Platinum (Pt) (IV) prodrugs have emerged as a promising class of drug candidates that were designed to overcome the toxicity and resistance issues associated with Pt(II) chemotherapeutics. They can be reduced by bio-reductants, such as ascorbic acid and in hypoxic environments in vivo to release the corresponding cytotoxic Pt(II) species. Targeted delivery of these agents can be achieved using microbubbles (MBs), which can encapsulate, embed, or adsorb drug molecules.(1) At a higher intensity of ultrasound (US) than that is used for imaging, MBs undergo oscillation and collapse (inertial cavitation), facilitating site specific drug release.(2) Use of MBs as a drug delivery system bypasses the dose limiting side effects and resistance associated with platinum drugs.

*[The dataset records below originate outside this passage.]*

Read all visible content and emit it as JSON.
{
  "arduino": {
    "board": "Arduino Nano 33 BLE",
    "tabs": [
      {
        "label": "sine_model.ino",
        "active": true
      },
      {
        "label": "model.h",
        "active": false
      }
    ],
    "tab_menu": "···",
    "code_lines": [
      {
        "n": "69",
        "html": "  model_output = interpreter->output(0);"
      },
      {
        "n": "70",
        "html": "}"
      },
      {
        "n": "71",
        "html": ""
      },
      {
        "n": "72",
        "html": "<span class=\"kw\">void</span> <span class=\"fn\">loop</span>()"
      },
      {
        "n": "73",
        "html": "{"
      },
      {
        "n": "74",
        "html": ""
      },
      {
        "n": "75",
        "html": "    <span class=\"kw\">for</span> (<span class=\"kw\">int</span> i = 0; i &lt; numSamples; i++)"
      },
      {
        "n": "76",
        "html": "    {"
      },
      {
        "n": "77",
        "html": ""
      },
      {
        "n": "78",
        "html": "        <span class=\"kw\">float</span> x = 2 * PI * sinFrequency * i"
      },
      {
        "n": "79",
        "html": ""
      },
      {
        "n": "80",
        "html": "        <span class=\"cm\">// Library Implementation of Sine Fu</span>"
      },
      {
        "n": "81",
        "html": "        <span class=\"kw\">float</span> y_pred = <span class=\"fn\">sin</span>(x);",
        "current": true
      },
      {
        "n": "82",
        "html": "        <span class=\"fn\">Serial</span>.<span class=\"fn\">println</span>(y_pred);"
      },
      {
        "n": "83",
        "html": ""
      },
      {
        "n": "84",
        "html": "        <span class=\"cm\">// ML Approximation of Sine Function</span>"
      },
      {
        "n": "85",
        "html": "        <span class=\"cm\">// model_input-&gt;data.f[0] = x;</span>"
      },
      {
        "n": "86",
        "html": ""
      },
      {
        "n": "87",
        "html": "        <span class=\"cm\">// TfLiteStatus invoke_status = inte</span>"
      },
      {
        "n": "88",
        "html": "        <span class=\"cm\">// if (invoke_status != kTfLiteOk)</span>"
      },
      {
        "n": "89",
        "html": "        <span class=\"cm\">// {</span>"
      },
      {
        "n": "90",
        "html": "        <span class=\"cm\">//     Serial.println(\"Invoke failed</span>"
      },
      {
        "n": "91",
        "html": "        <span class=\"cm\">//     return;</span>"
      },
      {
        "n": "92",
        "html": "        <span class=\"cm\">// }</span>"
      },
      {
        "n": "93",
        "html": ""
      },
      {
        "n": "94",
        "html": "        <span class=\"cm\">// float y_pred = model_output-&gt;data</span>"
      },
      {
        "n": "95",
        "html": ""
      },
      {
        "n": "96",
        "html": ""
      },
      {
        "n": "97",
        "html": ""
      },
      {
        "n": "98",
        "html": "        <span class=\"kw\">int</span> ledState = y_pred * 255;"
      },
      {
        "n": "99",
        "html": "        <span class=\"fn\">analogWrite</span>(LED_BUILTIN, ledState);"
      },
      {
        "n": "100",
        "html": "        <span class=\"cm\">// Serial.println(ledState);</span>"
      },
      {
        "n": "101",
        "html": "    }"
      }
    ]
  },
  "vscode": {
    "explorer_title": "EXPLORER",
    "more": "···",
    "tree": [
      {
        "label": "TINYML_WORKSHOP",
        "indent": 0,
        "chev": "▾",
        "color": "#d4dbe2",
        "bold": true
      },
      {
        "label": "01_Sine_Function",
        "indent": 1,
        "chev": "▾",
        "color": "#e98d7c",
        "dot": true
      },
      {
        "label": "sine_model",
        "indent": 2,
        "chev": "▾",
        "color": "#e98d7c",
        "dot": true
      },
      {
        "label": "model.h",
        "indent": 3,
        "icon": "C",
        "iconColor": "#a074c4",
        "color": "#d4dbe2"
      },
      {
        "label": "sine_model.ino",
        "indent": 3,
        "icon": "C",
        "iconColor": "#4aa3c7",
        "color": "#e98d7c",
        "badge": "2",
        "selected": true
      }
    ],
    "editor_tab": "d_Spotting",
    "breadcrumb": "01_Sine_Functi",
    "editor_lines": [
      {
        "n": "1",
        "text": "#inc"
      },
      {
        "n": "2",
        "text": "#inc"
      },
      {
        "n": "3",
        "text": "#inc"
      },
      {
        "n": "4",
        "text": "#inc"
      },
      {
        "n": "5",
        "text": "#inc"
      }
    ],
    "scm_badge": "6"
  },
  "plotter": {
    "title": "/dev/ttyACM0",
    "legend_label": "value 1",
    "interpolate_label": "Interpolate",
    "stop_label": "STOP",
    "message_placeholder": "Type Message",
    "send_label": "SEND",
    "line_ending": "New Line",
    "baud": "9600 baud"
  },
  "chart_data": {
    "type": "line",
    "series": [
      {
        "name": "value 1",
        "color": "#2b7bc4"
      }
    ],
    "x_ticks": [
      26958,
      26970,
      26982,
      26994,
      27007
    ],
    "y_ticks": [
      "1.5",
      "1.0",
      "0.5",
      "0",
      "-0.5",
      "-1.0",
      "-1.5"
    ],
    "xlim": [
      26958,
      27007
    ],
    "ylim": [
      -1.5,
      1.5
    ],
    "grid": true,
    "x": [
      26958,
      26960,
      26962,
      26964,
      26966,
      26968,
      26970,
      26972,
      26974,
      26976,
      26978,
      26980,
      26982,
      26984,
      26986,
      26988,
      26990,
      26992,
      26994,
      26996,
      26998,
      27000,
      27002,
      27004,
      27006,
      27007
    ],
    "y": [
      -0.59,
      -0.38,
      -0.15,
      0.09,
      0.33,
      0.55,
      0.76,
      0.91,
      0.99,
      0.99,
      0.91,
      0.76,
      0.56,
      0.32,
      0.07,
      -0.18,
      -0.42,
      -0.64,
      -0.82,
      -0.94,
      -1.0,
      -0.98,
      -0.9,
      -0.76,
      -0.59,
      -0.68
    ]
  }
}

Previous work successfully demonstrated incorporation of a biotin functionalised oxaliplatin Pt(IV) prodrug onto the MB shell through a biotin-avidin interaction.(2)
The main objective of this study is to establish a targeted, formulation-integrated strategy by incorporating lipid-functionalised Pt(IV) complexes directly into the MB shell during self-assembly. To date, a library of Pt(IV) prodrugs have been developed, including derivatives of cisplatin, carboplatin and oxaliplatin. Target compounds were functionalised at the axial position with lipids such as tetradecanoic acid to enhance lipophilicity and facilitate incorporation into the MB structure. Structural characterisation by ¹H NMR spectroscopy and HR mass spectrometry confirmed successful synthesis of target compounds.
Next steps will be focused on incorporation of our Pt(IV) conjugates into MBs and investigation of their application in ultrasound-targeted microbubble destruction (UTMD)-mediated drug delivery. The overall goal is to establish a one-step, formulation-integrated platform for platinum-based chemotherapy with improved tumour selectivity and reduced systemic toxicity.